RT3 - Clinical use of dosimetry equipment Flashcards
What could you use for clinical dosimetry in RT (x5)
- Ion chamber
- Semiconductor Diode
- TLD
- Film
- Chemical
Ion chamber vs Diode:
Asbolute Dose
Ion Chamber
- Density & atomic number close to water, minimum perturbation of energy fluence
Diode
- Higher density Z leads to significant perturbation of energy fluence
- Ocer-response to low energies
Ion chamber vs Diode:
PDDs
Ion Chamber
- Ideal, flat energy response
Diode
- High resolution (small active volume) is useful (particularly in build-up region) but response varies with energy
Ion chamber vs Diode:
Ouput factors
Ion Chamber
- Spectral variation over field sizes not issue
- physical size of collecting volume is bad for small field sizes (loss of electronic equilibrium)
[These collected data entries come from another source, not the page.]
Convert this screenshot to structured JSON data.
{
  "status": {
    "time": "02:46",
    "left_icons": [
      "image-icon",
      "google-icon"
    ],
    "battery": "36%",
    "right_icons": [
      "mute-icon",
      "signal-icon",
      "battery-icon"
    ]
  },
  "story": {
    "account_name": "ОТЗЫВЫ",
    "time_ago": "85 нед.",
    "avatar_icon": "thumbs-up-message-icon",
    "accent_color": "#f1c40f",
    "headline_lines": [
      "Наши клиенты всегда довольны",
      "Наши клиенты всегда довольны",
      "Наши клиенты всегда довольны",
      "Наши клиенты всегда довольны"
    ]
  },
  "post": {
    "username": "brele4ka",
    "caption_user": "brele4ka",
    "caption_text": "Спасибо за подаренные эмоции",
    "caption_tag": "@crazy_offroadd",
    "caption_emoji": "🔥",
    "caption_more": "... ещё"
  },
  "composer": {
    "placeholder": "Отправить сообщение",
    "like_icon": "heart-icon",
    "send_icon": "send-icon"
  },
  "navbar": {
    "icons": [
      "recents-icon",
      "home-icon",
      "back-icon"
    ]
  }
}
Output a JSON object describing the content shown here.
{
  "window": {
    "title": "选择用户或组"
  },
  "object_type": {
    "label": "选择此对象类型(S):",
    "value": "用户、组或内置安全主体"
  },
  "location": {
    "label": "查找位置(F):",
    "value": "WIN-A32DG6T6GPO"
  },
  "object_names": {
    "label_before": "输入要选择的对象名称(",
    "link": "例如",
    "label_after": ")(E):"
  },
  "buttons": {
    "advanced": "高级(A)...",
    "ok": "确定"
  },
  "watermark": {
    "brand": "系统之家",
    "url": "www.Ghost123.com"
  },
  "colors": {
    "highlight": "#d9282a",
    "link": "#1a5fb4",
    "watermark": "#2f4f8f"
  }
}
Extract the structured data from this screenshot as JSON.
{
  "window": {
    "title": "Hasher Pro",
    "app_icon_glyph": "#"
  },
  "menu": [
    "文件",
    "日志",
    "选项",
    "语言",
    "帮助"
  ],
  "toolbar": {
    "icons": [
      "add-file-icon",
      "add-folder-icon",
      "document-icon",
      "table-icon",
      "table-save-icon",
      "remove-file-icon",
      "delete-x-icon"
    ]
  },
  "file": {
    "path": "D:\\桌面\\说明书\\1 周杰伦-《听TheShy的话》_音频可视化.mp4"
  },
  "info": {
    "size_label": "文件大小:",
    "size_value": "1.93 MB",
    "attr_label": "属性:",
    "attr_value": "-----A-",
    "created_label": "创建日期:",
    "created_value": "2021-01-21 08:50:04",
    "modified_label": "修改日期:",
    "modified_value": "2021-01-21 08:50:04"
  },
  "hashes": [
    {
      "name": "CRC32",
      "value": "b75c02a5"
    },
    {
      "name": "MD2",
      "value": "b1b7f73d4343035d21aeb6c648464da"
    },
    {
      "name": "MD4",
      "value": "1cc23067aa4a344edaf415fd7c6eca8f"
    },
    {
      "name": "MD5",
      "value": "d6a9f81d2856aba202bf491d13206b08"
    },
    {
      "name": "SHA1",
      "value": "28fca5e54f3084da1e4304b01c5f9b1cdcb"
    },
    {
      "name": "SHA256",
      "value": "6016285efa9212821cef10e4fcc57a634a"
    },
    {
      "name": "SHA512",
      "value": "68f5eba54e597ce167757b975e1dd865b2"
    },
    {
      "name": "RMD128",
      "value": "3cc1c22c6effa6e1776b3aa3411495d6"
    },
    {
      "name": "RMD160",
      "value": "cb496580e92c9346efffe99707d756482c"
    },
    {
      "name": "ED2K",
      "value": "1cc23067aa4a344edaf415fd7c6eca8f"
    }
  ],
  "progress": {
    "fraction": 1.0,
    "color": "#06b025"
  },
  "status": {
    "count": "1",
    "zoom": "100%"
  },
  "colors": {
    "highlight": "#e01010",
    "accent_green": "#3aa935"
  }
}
- Smaller volume reduces sensitivity
Diode
- Size of active component menas you can measure small fields
- Sensitive
- Variation in spectrum small enough to ignore over small range of field sizes
Ion chamber vs Diode:
Penumbra (beam profile)
Ion chamber
- Acceptable but low res due to large collecting volume
Diode
- Steep dose gradients need high res, use a diode for beam profile
Principle of Thermoluminescence
- Impurities in material’s latice prodeuces additional energy levels (a few eV below conduction band). Meta-stable to trap electrons
- Radiation excites electrons into conduction band, relax back but some get trapped
- Heating material results in trapped electrons premoted to conduction band and relaxing back to valence emitting light
- Light collected ∝ absorbed dose
Advantages of TLDs
- Linear response with dose over wide range
- Sensitivity is nearly energy independent
- Small size (2mm) = high res
- No leads/connections needed
Disadvantages of TLDs
- Need to be calibrated
- Fade with time
- Annealing is needd to return electrons to traps
- Affected by history of thermal and radiation
- Difficult to keep constant over long periods
Uses of TLDs
- Commisioning & QA
- small fields, surface & high dose/rates, internal phantom dose
- Patient Dosimetry
- Total body irradiation (TBI)
- Skin
- Eyes
- Personal Dosimetry
- Multi-chip badges
What is TBI?
How do you do dosimetry?
Total Body Irradiation
- TLD sachets at several location on patient
- Additional sachets irradiated at known dose for clibration
- Results compared to expected
2 Types of film dosimetry?
- Radiographic
- Radiochromic (GafC)
Advantages of Film?
- Good spat res
- Convenient for QA and commisioning
- Calibrated for absolute dose
- Geometry is good for dose mapping (thin, flat, large area)
Disadvantgaes of Film?
- Wet processing, not very consistent
- Sensitivity is energy dependent (PE proportial to z^3)
- dose is sensitive to scan parameters
How does Radiographic film work?
- Silver halide crystals become opaque when irradiated
- Detected optically
- Optical density vs Dose = charichteristic curve
How does Radiochromic film (GafC) work?
- Exposure causes reaction between polymers, transparent layer becomes opaque in proportion to dose
- Self-developing & scanned (direction is impoertant)
- Sensitivity independent of energy
- Expensive
- Tissue equiv
- Can go in water
Uses of Gafc
- Star shots (isocentric test)
- PDD for shallow depths
- Light vs rad field size
- Picket fence tests
Chemical Dosimetry principles
- Ionising radiation = cascade of secondary electrons, tranfers energy to molecules, ionisation excitation and breaking of chemical bonds
- Reactive species produce stable products that you measure
Two types of chemical dosimetry
- Fricke Solutions - Radiation oxidises fe2+ to fe3+. Absorption specrophotometry used to assess ratio proprtional to dose. 3D dose distribution.
- Alanine - Solid-state cylindrical pellets, irradiation = free radicals, dose determine from EPR spectrum. Used for individual patient dosimetry
Why are chambers better than TLD film and chemical methods?
Other methods are:
- Fiddly & time consuming
- Need calibrations
- Cosly
- Full of errors
Only realy useful as checks in QA or audit.